Analysis of government data by the RAC shows that the cohort of roads-policing officers — those assigned to traffic units and safety camera partnerships — fell from 5,237 in 2015 to just 4,149 in 2025, a reduction of around 21% and more than 1,000 officers in total.

The number of staff working specifically on safety camera partnerships also fell, from 186 a decade ago to 144 now. 

This staffing decline follows longer-term cuts, particularly during the ‘austerity’ policies of the Cameron/Osborne government post 2010.

A Police Foundation review found notable reductions in traffic-policing numbers earlier in the decade, reporting an initial 22% fall between 2010 and 2014 and a further 18% decline from 2015 to 2019.

The Foundation described the situation as risking making roads “less safe.” 

Who’s behind the wheel

Those staffing losses come as headline casualty figures show that tens of thousands of people are still being killed or seriously injured on Britain’s roads each year.

Government statistics for 2023 reported an estimated 1,645 fatalities, a 4% decline from 2022, with 29,643 people recorded as killed or seriously injured (KSI) in the latest provisional counts.

Road safety specialists say those year-on-year shifts mask persistent problems on certain road types and among particular user groups. 

Campaigners and some politicians argue there is a direct connection between fewer visible traffic officers and rising levels of enforceable offences such as speeding, drink- and drug-driving, and uninsured driving.

Combine this with the same governments’ abandonment of road safety targets, and many analysts believe it has led to a plateauing of road safety achievements, despite considerable improvements to vehicle safety.

Carrots and sticks

The RAC’s analysis and several industry commentaries say fewer officers mean fewer proactive patrols, less breath testing and fewer officers to run camera and enforcement programmes.

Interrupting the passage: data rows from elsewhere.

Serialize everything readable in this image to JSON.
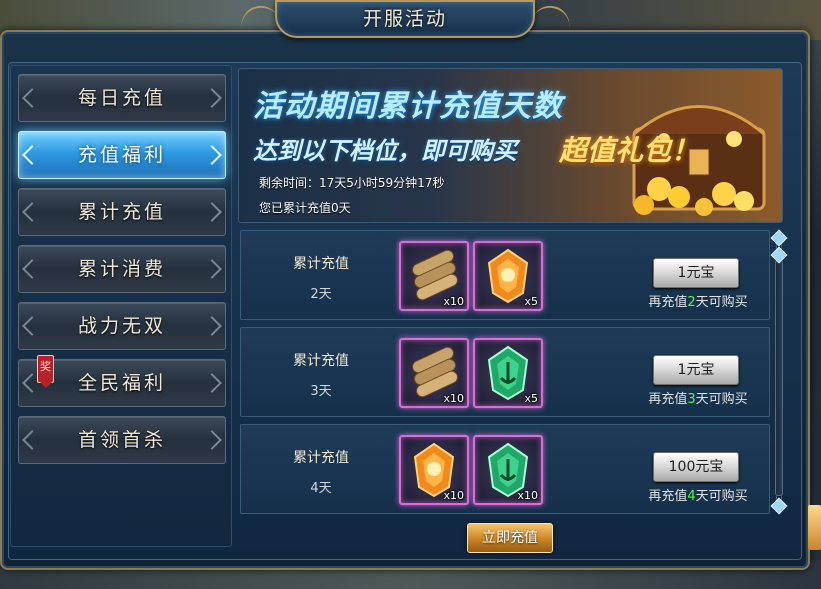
{
  "window": {
    "title": "开服活动"
  },
  "sidebar": {
    "tabs": [
      {
        "label": "每日充值",
        "active": false
      },
      {
        "label": "充值福利",
        "active": true
      },
      {
        "label": "累计充值",
        "active": false
      },
      {
        "label": "累计消费",
        "active": false
      },
      {
        "label": "战力无双",
        "active": false
      },
      {
        "label": "全民福利",
        "active": false,
        "badge": "奖"
      },
      {
        "label": "首领首杀",
        "active": false
      }
    ]
  },
  "banner": {
    "title": "活动期间累计充值天数",
    "subtitle": "达到以下档位，即可购买",
    "highlight": "超值礼包！",
    "remaining_time": "剩余时间：17天5小时59分钟17秒",
    "accumulated": "您已累计充值0天"
  },
  "rewards": [
    {
      "req_label": "累计充值",
      "days": "2天",
      "items": [
        {
          "icon": "scroll-bundle-icon",
          "qty": "x10"
        },
        {
          "icon": "orange-gem-icon",
          "qty": "x5"
        }
      ],
      "price": "1元宝",
      "need_prefix": "再充值",
      "need_num": "2",
      "need_suffix": "天可购买"
    },
    {
      "req_label": "累计充值",
      "days": "3天",
      "items": [
        {
          "icon": "scroll-bundle-icon",
          "qty": "x10"
        },
        {
          "icon": "green-gem-icon",
          "qty": "x5"
        }
      ],
      "price": "1元宝",
      "need_prefix": "再充值",
      "need_num": "3",
      "need_suffix": "天可购买"
    },
    {
      "req_label": "累计充值",
      "days": "4天",
      "items": [
        {
          "icon": "orange-gem-icon",
          "qty": "x10"
        },
        {
          "icon": "green-gem-icon",
          "qty": "x10"
        }
      ],
      "price": "100元宝",
      "need_prefix": "再充值",
      "need_num": "4",
      "need_suffix": "天可购买"
    }
  ],
  "footer": {
    "recharge_label": "立即充值"
  },
  "colors": {
    "active_tab": "#2f9ae3",
    "item_border": "#d86dd6",
    "need_num": "#4bff3a",
    "recharge_button": "#c78424"
  }
}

These are all measures traditionally credited with deterring risky behaviour. 

However, Police forces counter that roads policing has evolved: technology such as fixed and mobile speed cameras, ANPR (automatic number-plate recognition) and telematics increasingly supplement staffing.

Forces add that they have to balance finite resources against other crime priorities.

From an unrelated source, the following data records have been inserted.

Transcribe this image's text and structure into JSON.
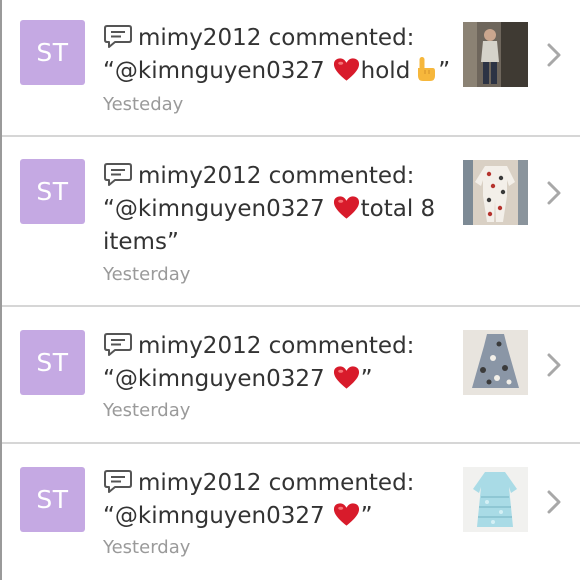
{
  "notifications": [
    {
      "avatar_initials": "ST",
      "actor": "mimy2012 commented:",
      "line1_text": "“@kimnguyen0327",
      "line1_after": "hold",
      "line1_end": "”",
      "line2_text": "",
      "time": "Yesteday",
      "thumbnail_icon": "person-photo-thumbnail",
      "trailing_emoji": "pointing-finger"
    },
    {
      "avatar_initials": "ST",
      "actor": "mimy2012 commented:",
      "line1_text": "“@kimnguyen0327",
      "line1_after": "total 8",
      "line1_end": "",
      "line2_text": "items”",
      "time": "Yesterday",
      "thumbnail_icon": "pajamas-photo-thumbnail",
      "trailing_emoji": ""
    },
    {
      "avatar_initials": "ST",
      "actor": "mimy2012 commented:",
      "line1_text": "“@kimnguyen0327",
      "line1_after": "",
      "line1_end": "”",
      "line2_text": "",
      "time": "Yesterday",
      "thumbnail_icon": "dress-photo-thumbnail",
      "trailing_emoji": ""
    },
    {
      "avatar_initials": "ST",
      "actor": "mimy2012 commented:",
      "line1_text": "“@kimnguyen0327",
      "line1_after": "",
      "line1_end": "”",
      "line2_text": "",
      "time": "Yesterday",
      "thumbnail_icon": "lace-dress-photo-thumbnail",
      "trailing_emoji": ""
    }
  ],
  "colors": {
    "avatar_bg": "#c5a9e3",
    "heart": "#d81b2b",
    "text": "#333333",
    "muted": "#9a9a9a",
    "divider": "#d6d6d6",
    "chevron": "#a8a8a8"
  }
}
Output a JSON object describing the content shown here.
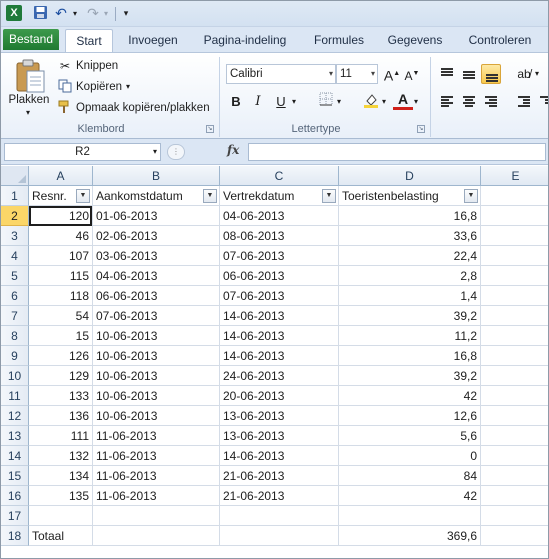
{
  "qat": {
    "logo": "X",
    "save_icon": "save-icon",
    "undo_icon": "undo-icon",
    "redo_icon": "redo-icon"
  },
  "tabs": {
    "file": "Bestand",
    "items": [
      "Start",
      "Invoegen",
      "Pagina-indeling",
      "Formules",
      "Gegevens",
      "Controleren"
    ]
  },
  "ribbon": {
    "clipboard": {
      "paste": "Plakken",
      "cut": "Knippen",
      "copy": "Kopiëren",
      "format_painter": "Opmaak kopiëren/plakken",
      "group_label": "Klembord"
    },
    "font": {
      "name": "Calibri",
      "size": "11",
      "grow": "A",
      "shrink": "A",
      "bold": "B",
      "italic": "I",
      "underline": "U",
      "font_color": "A",
      "group_label": "Lettertype"
    }
  },
  "formula_bar": {
    "name_box": "R2",
    "fx": "fx",
    "value": ""
  },
  "sheet": {
    "columns": [
      "A",
      "B",
      "C",
      "D",
      "E"
    ],
    "rows": [
      {
        "n": "1",
        "a": "Resnr.",
        "b": "Aankomstdatum",
        "c": "Vertrekdatum",
        "d": "Toeristenbelasting",
        "header": true
      },
      {
        "n": "2",
        "a": "120",
        "b": "01-06-2013",
        "c": "04-06-2013",
        "d": "16,8"
      },
      {
        "n": "3",
        "a": "46",
        "b": "02-06-2013",
        "c": "08-06-2013",
        "d": "33,6"
      },
      {
        "n": "4",
        "a": "107",
        "b": "03-06-2013",
        "c": "07-06-2013",
        "d": "22,4"
      },
      {
        "n": "5",
        "a": "115",
        "b": "04-06-2013",
        "c": "06-06-2013",
        "d": "2,8"
      },
      {
        "n": "6",
        "a": "118",
        "b": "06-06-2013",
        "c": "07-06-2013",
        "d": "1,4"
      },
      {
        "n": "7",
        "a": "54",
        "b": "07-06-2013",
        "c": "14-06-2013",
        "d": "39,2"
      },
      {
        "n": "8",
        "a": "15",
        "b": "10-06-2013",
        "c": "14-06-2013",
        "d": "11,2"
      },
      {
        "n": "9",
        "a": "126",
        "b": "10-06-2013",
        "c": "14-06-2013",
        "d": "16,8"
      },
      {
        "n": "10",
        "a": "129",
        "b": "10-06-2013",
        "c": "24-06-2013",
        "d": "39,2"
      },
      {
        "n": "11",
        "a": "133",
        "b": "10-06-2013",
        "c": "20-06-2013",
        "d": "42"
      },
      {
        "n": "12",
        "a": "136",
        "b": "10-06-2013",
        "c": "13-06-2013",
        "d": "12,6"
      },
      {
        "n": "13",
        "a": "111",
        "b": "11-06-2013",
        "c": "13-06-2013",
        "d": "5,6"
      },
      {
        "n": "14",
        "a": "132",
        "b": "11-06-2013",
        "c": "14-06-2013",
        "d": "0"
      },
      {
        "n": "15",
        "a": "134",
        "b": "11-06-2013",
        "c": "21-06-2013",
        "d": "84"
      },
      {
        "n": "16",
        "a": "135",
        "b": "11-06-2013",
        "c": "21-06-2013",
        "d": "42"
      },
      {
        "n": "17",
        "a": "",
        "b": "",
        "c": "",
        "d": ""
      },
      {
        "n": "18",
        "a": "Totaal",
        "b": "",
        "c": "",
        "d": "369,6",
        "total": true
      }
    ],
    "selected_row": "2",
    "filter_icon": "filter-dropdown-icon"
  }
}
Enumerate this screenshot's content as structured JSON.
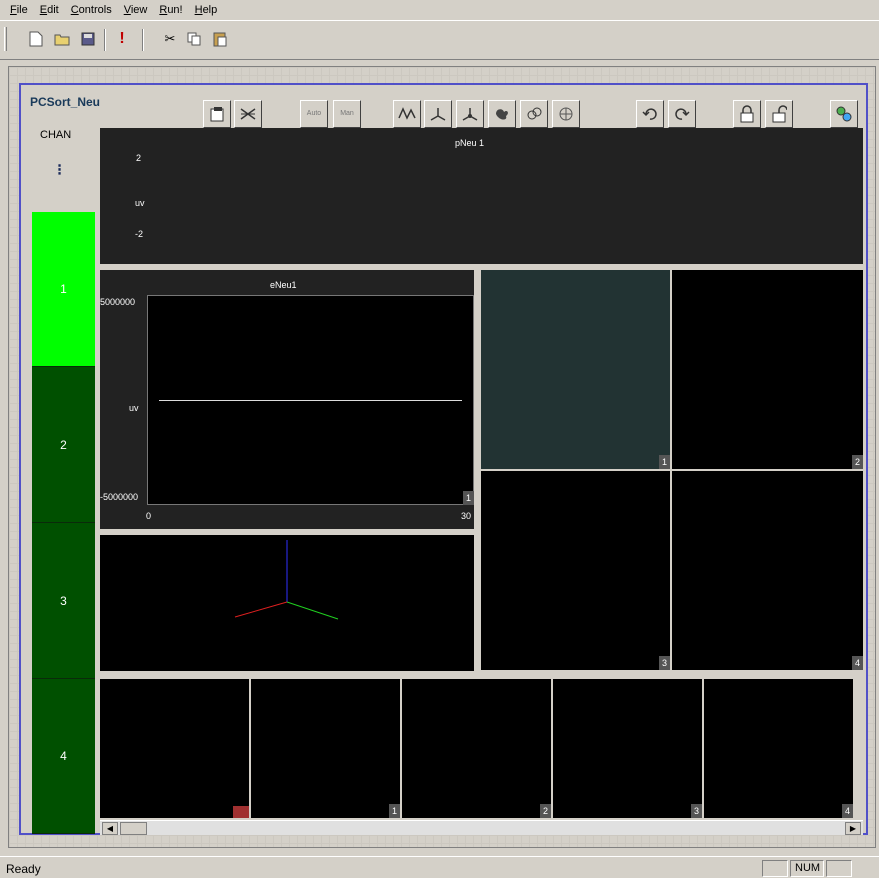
{
  "menu": [
    {
      "label": "File",
      "key": "F"
    },
    {
      "label": "Edit",
      "key": "E"
    },
    {
      "label": "Controls",
      "key": "C"
    },
    {
      "label": "View",
      "key": "V"
    },
    {
      "label": "Run!",
      "key": "R"
    },
    {
      "label": "Help",
      "key": "H"
    }
  ],
  "panel": {
    "title": "PCSort_Neu",
    "chan_label": "CHAN",
    "auto_label": "Auto",
    "man_label": "Man"
  },
  "channels": [
    "1",
    "2",
    "3",
    "4"
  ],
  "waveform_top": {
    "title": "pNeu 1",
    "y_top": "2",
    "y_unit": "uv",
    "y_bottom": "-2"
  },
  "energy_plot": {
    "title": "eNeu1",
    "y_max": "5000000",
    "y_unit": "uv",
    "y_min": "-5000000",
    "x_min": "0",
    "x_max": "30",
    "corner": "1"
  },
  "cluster_grid": [
    "1",
    "2",
    "3",
    "4"
  ],
  "bottom_strip": [
    "1",
    "2",
    "3",
    "4"
  ],
  "status": {
    "text": "Ready",
    "num": "NUM"
  },
  "colors": {
    "chan_active": "#00ff00",
    "chan_inactive": "#005000",
    "plot_bg": "#222222",
    "cluster_highlight": "#223333",
    "panel_border": "#5050c8"
  }
}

Officials point to broader national workforce trends, noting that although overall officer numbers in England and Wales have risen slightly in recent years, the distribution of those officers has not restored previous levels of dedicated roads teams.

Regional data paint a mixed picture.

In Scotland, for example, the number of full-time road traffic officers fell from 568 in 2019 to around 518 by mid-2024, prompting warnings from opposition politicians that sustained cuts risk lives.

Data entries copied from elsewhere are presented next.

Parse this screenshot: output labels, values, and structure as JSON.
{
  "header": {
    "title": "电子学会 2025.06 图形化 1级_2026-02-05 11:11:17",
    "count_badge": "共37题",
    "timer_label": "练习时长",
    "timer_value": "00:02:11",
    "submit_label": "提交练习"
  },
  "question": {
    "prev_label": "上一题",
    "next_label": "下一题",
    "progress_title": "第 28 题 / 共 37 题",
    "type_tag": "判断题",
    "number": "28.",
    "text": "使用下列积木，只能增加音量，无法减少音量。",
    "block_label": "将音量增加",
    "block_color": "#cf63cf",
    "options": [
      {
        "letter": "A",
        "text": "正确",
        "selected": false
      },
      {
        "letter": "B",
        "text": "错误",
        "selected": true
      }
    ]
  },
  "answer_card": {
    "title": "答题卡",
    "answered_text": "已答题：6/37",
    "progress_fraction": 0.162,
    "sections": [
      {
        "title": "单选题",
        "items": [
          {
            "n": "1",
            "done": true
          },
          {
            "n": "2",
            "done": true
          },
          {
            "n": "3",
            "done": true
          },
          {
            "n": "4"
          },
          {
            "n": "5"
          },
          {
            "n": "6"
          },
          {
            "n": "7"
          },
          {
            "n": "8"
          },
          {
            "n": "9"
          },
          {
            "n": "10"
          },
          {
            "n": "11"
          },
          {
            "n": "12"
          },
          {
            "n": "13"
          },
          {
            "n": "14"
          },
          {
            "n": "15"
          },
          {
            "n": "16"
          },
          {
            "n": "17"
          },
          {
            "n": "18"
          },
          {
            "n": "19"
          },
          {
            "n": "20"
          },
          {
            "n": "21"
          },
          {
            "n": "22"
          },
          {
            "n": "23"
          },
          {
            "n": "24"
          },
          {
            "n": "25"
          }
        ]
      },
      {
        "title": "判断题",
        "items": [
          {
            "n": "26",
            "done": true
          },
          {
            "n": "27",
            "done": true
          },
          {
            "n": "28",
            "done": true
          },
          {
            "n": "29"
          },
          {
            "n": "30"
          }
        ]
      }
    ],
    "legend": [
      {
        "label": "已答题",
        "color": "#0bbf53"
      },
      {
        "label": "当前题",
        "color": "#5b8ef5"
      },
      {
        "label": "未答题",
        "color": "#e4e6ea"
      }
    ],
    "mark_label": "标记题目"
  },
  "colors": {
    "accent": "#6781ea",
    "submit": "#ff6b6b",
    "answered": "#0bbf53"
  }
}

However, Scottish authorities say they are investing in other safety measures.

See it to believe it

Road-safety experts say the policy implications are clear: if enforcement capacity continues to decline, greater emphasis will be needed on alternatives — better camera coverage, tougher licensing and insurance checks, and targeted education — to prevent the kinds of collisions that still account for more than a thousand deaths a year.

Even with the rise of technological tools, they still fail to have the deterrent effect of road police seen on the roads.

Without robust, independent evaluation of the balance between officers and technology, they warn, Britain risks trading visible policing for uncertain safety gains.